Select and link all data. Select and link all records from your data files. You may have to make small revisions to your sample linkage model because your complete data files have slightly different characteristics than your sample data files. You will always have to change your estimate of total true links and your search criteria for candidate pairs.

Produce linked data files. A simple way to produce a linked data file is to keep the best links  the highest match probabilities  and drop the rest. The number of links selected will depend on how many false positive and false negative matches you are willing to accept. You can do this with LinkSolv but the linked data file will be incomplete and possibly biased as a sample of the total population of true links. Administrative data files linked for observational studies usually have unintended missing or incorrect values in fields of interest.

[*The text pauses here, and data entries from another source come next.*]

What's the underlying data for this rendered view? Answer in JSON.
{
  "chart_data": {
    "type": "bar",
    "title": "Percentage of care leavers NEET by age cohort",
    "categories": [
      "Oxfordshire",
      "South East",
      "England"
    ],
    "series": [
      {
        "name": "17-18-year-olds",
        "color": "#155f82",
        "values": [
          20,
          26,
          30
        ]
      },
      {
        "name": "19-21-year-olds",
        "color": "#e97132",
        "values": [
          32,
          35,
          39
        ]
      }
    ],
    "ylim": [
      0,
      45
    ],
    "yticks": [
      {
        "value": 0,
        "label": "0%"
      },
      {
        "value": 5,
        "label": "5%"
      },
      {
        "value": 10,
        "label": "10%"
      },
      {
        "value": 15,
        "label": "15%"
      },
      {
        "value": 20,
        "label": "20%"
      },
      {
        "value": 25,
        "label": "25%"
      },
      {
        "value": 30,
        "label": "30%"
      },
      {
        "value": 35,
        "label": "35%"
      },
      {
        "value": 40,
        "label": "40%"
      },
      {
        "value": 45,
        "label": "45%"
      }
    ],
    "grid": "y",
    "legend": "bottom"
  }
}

Missing or incorrect values in linkage comparison fields result in low probabilities for some true links and high probabilities for some false links. The best statistical technique for analyzing such datasets is known as multiple imputation. LinkSolv treats the unknown true link status of record pairs as missing data in the first step of a hierarchical imputation model. Missing values for each linkage imputation can be imputed using standard hierarchical models in SAS/STAT® PROC MI, IVEWare, or an equivalent. These tools give you multiplyimputed complete linked datasets for analysis.

Analyze linked data files. Analyze each of your multiplyimputed complete linked dataset using standard techniques such as SAS/STAT® PROC REG, SAS/STAT® PROC LOGISTIC, or their equivalents. Combine multiple analysis results such as regression coefficients or population proportions using SAS/STAT® PROC MIANALYZE or its equivalent.